Resumo |
Quadros afásicos tem como principal causa os acidentes vasculares cerebrais (AVC). Seqüelas advindas de AVCs dependem especialmente da extensão da lesão e da área atingida, sendo que uma das seqüelas mais comumente encontradas é a afasia, que se caracteriza por alterações de linguagem oral e escrita que podem ser acompanhadas por alterações físico-motoras e cognitivas (Coudry, 1988; Quagliato e Viana, 2002; Mourão e Fedosse, 2009).

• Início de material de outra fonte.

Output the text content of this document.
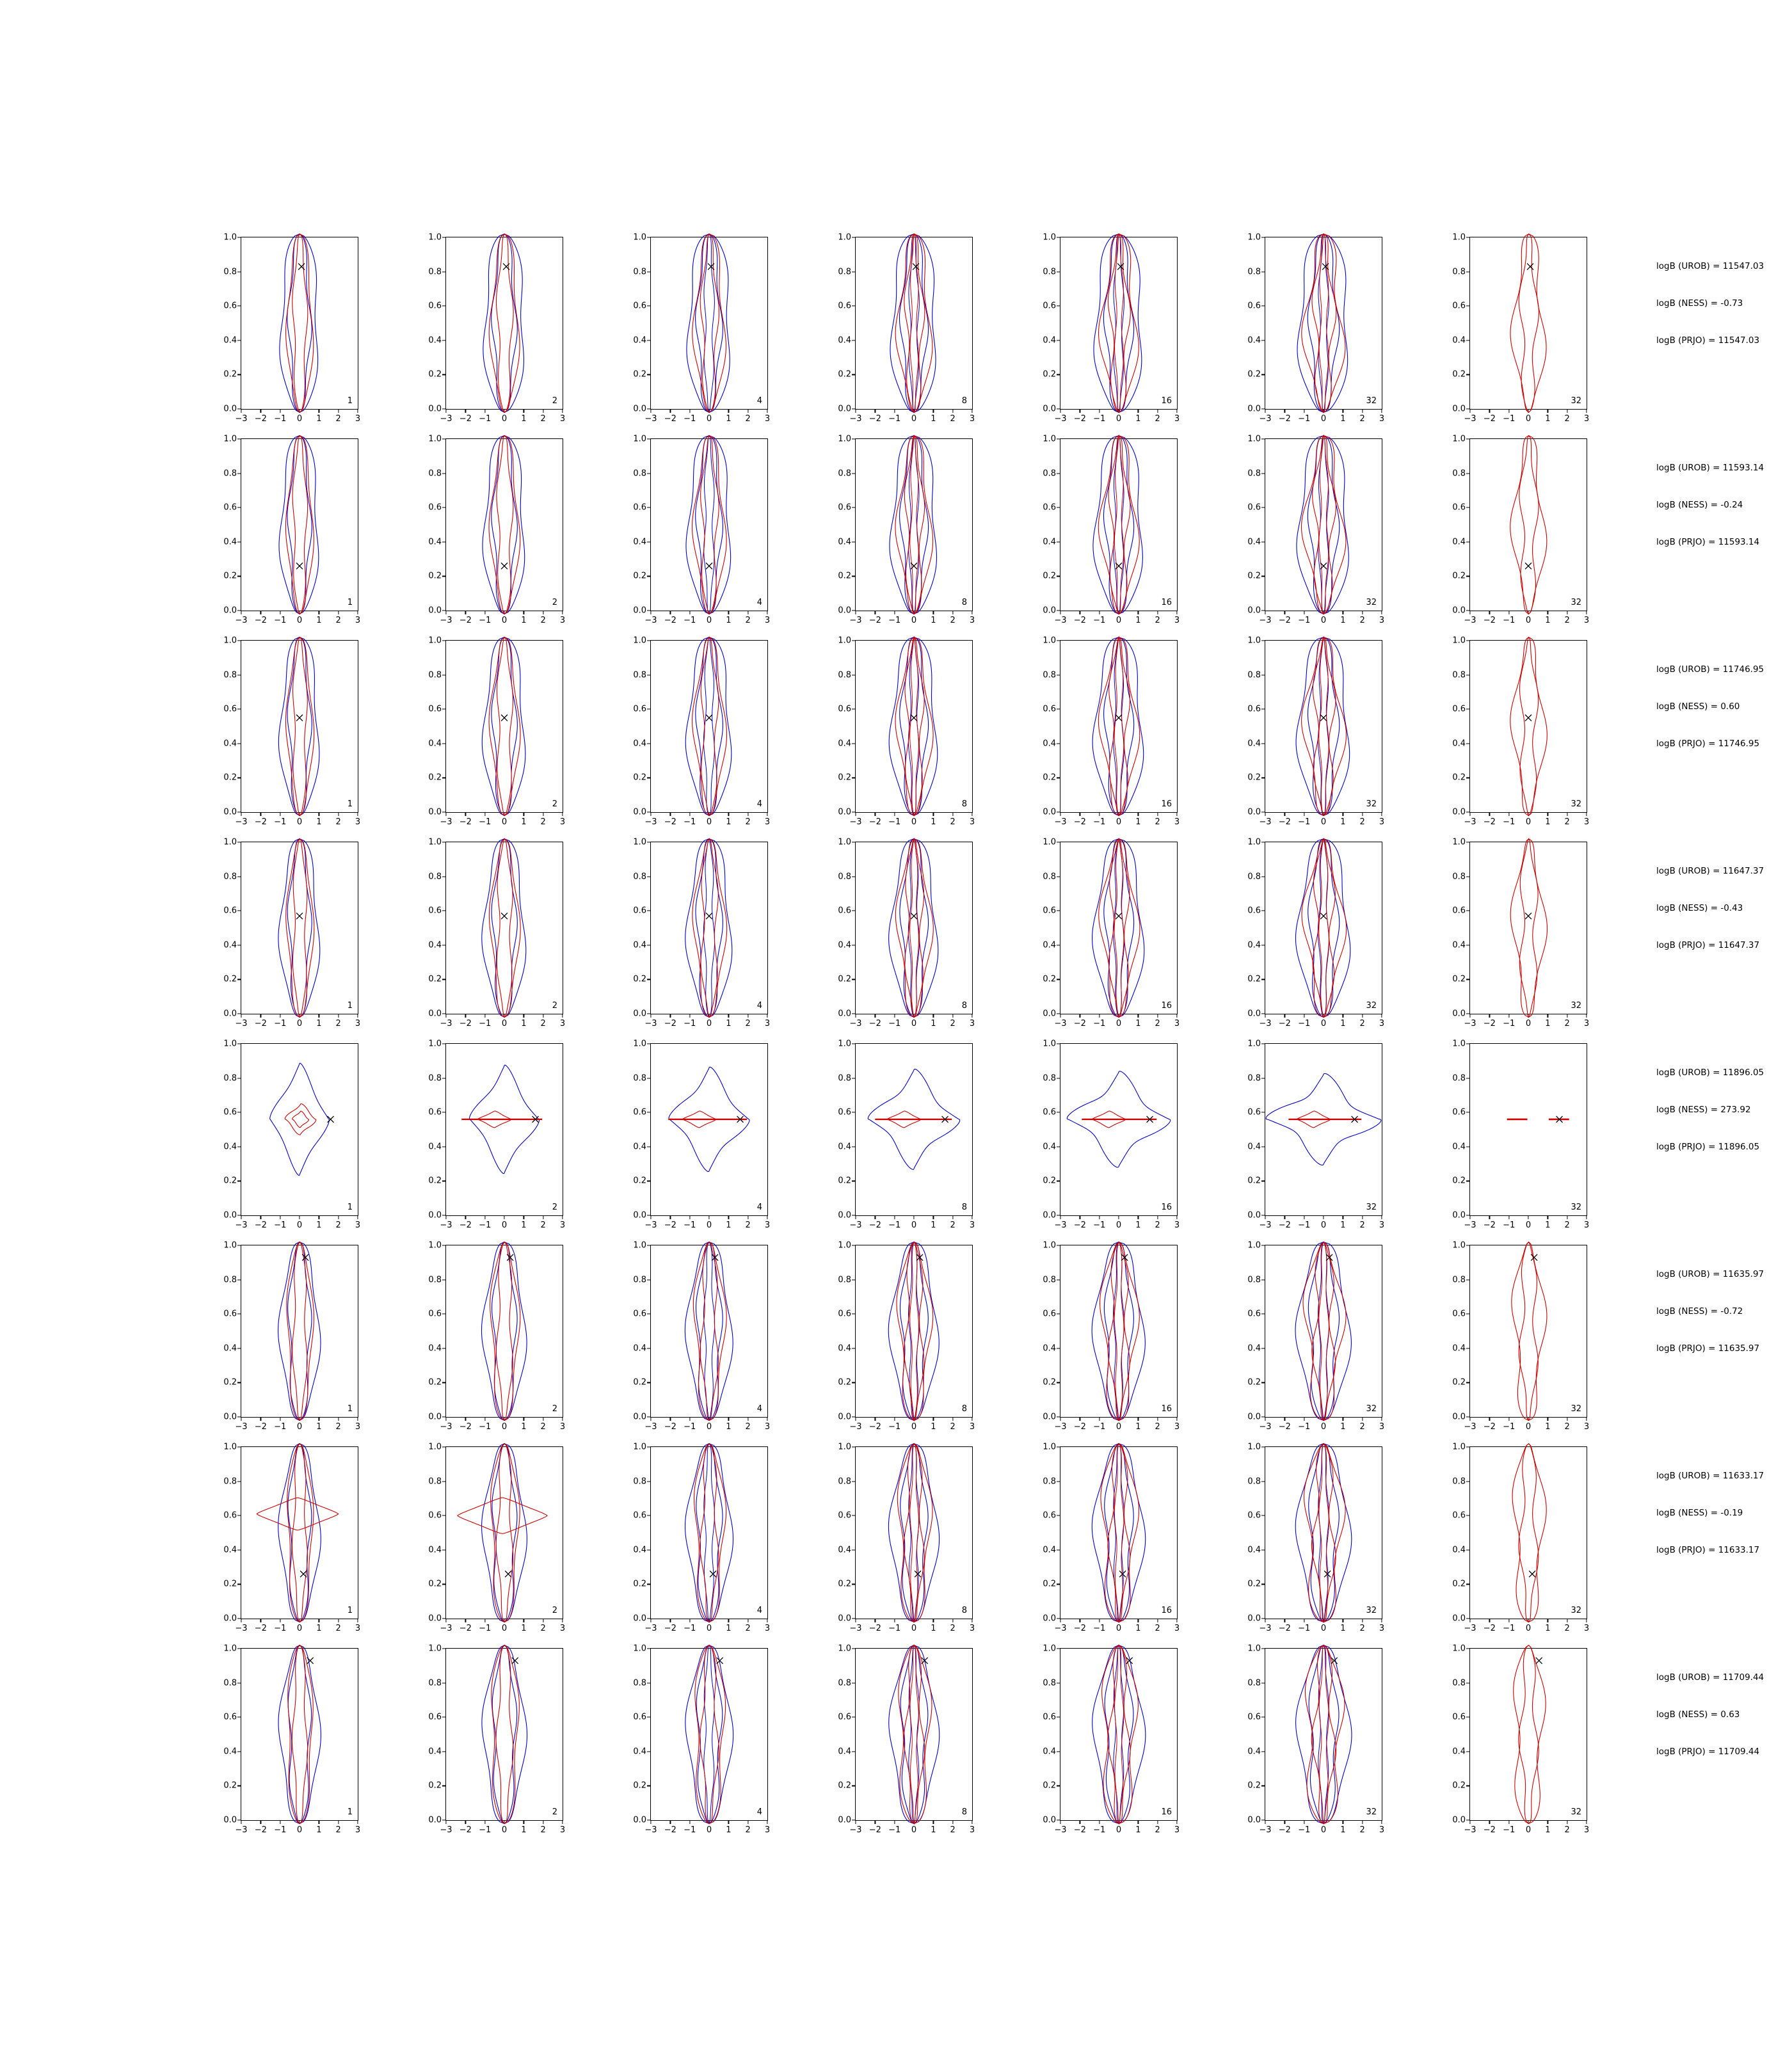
0.0
0.2
0.4
0.6
0.8
1.0
−3 −2 −1 0 1 2 3
1
0.0
0.2
0.4
0.6
0.8
1.0
−3 −2 −1 0 1 2 3
2
0.0
0.2
0.4
0.6
0.8
1.0
−3 −2 −1 0 1 2 3
4
0.0
0.2
0.4
0.6
0.8
1.0
−3 −2 −1 0 1 2 3
8
0.0
0.2
0.4
0.6
0.8
1.0
−3 −2 −1 0 1 2 3
16
0.0
0.2
0.4
0.6
0.8
1.0
−3 −2 −1 0 1 2 3
32
0.0
0.2
0.4
0.6
0.8
1.0
−3 −2 −1 0 1 2 3
32
0.0
0.2
0.4
0.6
0.8
1.0
−3 −2 −1 0 1 2 3
1
0.0
0.2
0.4
0.6
0.8
1.0
−3 −2 −1 0 1 2 3
2
0.0
0.2
0.4
0.6
0.8
1.0
−3 −2 −1 0 1 2 3
4
0.0
0.2
0.4
0.6
0.8
1.0
−3 −2 −1 0 1 2 3
8
0.0
0.2
0.4
0.6
0.8
1.0
−3 −2 −1 0 1 2 3
16
0.0
0.2
0.4
0.6
0.8
1.0
−3 −2 −1 0 1 2 3
32
0.0
0.2
0.4
0.6
0.8
1.0
−3 −2 −1 0 1 2 3
32
0.0
0.2
0.4
0.6
0.8
1.0
−3 −2 −1 0 1 2 3
1
0.0
0.2
0.4
0.6
0.8
1.0
−3 −2 −1 0 1 2 3
2
0.0
0.2
0.4
0.6
0.8
1.0
−3 −2 −1 0 1 2 3
4
0.0
0.2
0.4
0.6
0.8
1.0
−3 −2 −1 0 1 2 3
8
0.0
0.2
0.4
0.6
0.8
1.0
−3 −2 −1 0 1 2 3
16
0.0
0.2
0.4
0.6
0.8
1.0
−3 −2 −1 0 1 2 3
32
0.0
0.2
0.4
0.6
0.8
1.0
−3 −2 −1 0 1 2 3
32
0.0
0.2
0.4
0.6
0.8
1.0
−3 −2 −1 0 1 2 3
1
0.0
0.2
0.4
0.6
0.8
1.0
−3 −2 −1 0 1 2 3
2
0.0
0.2
0.4
0.6
0.8
1.0
−3 −2 −1 0 1 2 3
4
0.0
0.2
0.4
0.6
0.8
1.0
−3 −2 −1 0 1 2 3
8
0.0
0.2
0.4
0.6
0.8
1.0
−3 −2 −1 0 1 2 3
16
0.0
0.2
0.4
0.6
0.8
1.0
−3 −2 −1 0 1 2 3
32
0.0
0.2
0.4
0.6
0.8
1.0
−3 −2 −1 0 1 2 3
32
0.0
0.2
0.4
0.6
0.8
1.0
−3 −2 −1 0 1 2 3
1
0.0
0.2
0.4
0.6
0.8
1.0
−3 −2 −1 0 1 2 3
2
0.0
0.2
0.4
0.6
0.8
1.0
−3 −2 −1 0 1 2 3
4
0.0
0.2
0.4
0.6
0.8
1.0
−3 −2 −1 0 1 2 3
8
0.0
0.2
0.4
0.6
0.8
1.0
−3 −2 −1 0 1 2 3
16
0.0
0.2
0.4
0.6
0.8
1.0
−3 −2 −1 0 1 2 3
32
0.0
0.2
0.4
0.6
0.8
1.0
−3 −2 −1 0 1 2 3
32
0.0
0.2
0.4
0.6
0.8
1.0
−3 −2 −1 0 1 2 3
1
0.0
0.2
0.4
0.6
0.8
1.0
−3 −2 −1 0 1 2 3
2
0.0
0.2
0.4
0.6
0.8
1.0
−3 −2 −1 0 1 2 3
4
0.0
0.2
0.4
0.6
0.8
1.0
−3 −2 −1 0 1 2 3
8
0.0
0.2
0.4
0.6
0.8
1.0
−3 −2 −1 0 1 2 3
16
0.0
0.2
0.4
0.6
0.8
1.0
−3 −2 −1 0 1 2 3
32
0.0
0.2
0.4
0.6
0.8
1.0
−3 −2 −1 0 1 2 3
32
0.0
0.2
0.4
0.6
0.8
1.0
−3 −2 −1 0 1 2 3
1
0.0
0.2
0.4
0.6
0.8
1.0
−3 −2 −1 0 1 2 3
2
0.0
0.2
0.4
0.6
0.8
1.0
−3 −2 −1 0 1 2 3
4
0.0
0.2
0.4
0.6
0.8
1.0
−3 −2 −1 0 1 2 3
8
0.0
0.2
0.4
0.6
0.8
1.0
−3 −2 −1 0 1 2 3
16
0.0
0.2
0.4
0.6
0.8
1.0
−3 −2 −1 0 1 2 3
32
0.0
0.2
0.4
0.6
0.8
1.0
−3 −2 −1 0 1 2 3
32
0.0
0.2
0.4
0.6
0.8
1.0
−3 −2 −1 0 1 2 3
1
0.0
0.2
0.4
0.6
0.8
1.0
−3 −2 −1 0 1 2 3
2
0.0
0.2
0.4
0.6
0.8
1.0
−3 −2 −1 0 1 2 3
4
0.0
0.2
0.4
0.6
0.8
1.0
−3 −2 −1 0 1 2 3
8
0.0
0.2
0.4
0.6
0.8
1.0
−3 −2 −1 0 1 2 3
16
0.0
0.2
0.4
0.6
0.8
1.0
−3 −2 −1 0 1 2 3
32
0.0
0.2
0.4
0.6
0.8
1.0
−3 −2 −1 0 1 2 3
32
logB (UROB) = 11547.03
logB (NESS) = -0.73
logB (PRJO) = 11547.03
logB (UROB) = 11593.14
logB (NESS) = -0.24
logB (PRJO) = 11593.14
logB (UROB) = 11746.95
logB (NESS) = 0.60
logB (PRJO) = 11746.95
logB (UROB) = 11647.37
logB (NESS) = -0.43
logB (PRJO) = 11647.37
logB (UROB) = 11896.05
logB (NESS) = 273.92
logB (PRJO) = 11896.05
logB (UROB) = 11635.97
logB (NESS) = -0.72
logB (PRJO) = 11635.97
logB (UROB) = 11633.17
logB (NESS) = -0.19
logB (PRJO) = 11633.17
logB (UROB) = 11709.44
logB (NESS) = 0.63
logB (PRJO) = 11709.44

O escritor português José Cardoso Pires (1998, p. 9) narra sua própria experiência com uma afasia temporária decorrente de um AVC isquêmico : ...os fenômenos que [minha história clínica] descreve são mais facilmente apreensíveis através dos seus instrumentos narrativos do que através de um relatório minucioso de um qualquer neuropsicólogo
O objetivo é analisar as narrativas orais de sujeitos afásicos e as revelações delas no que diz respeito ao processo de (des)construção-(re)construção da identidade, processo vivido por eles após o acometimento que desconstruiu a linguagem através da qual eles foram constituídos, ao longo da vida como sujeitos (não afásicos). Nos relatos apresentados pelos sujeitos serão verificadas as formas pelas quais eles se auto-referenciam no que diz respeito à essa nova posição no mundo, configurada pela perda de si mesmo que decorre da perda da linguagem.
Em um centro de atendimento de afásicos, vinculado ao Sistema Único de Saúde, foram coletadas histórias de vida de 30 sujeitos fluentes (e, portanto, com condições linguísticas de narrar suas próprias histórias) na faixa de 26 a 74 anos, de ambos os sexos.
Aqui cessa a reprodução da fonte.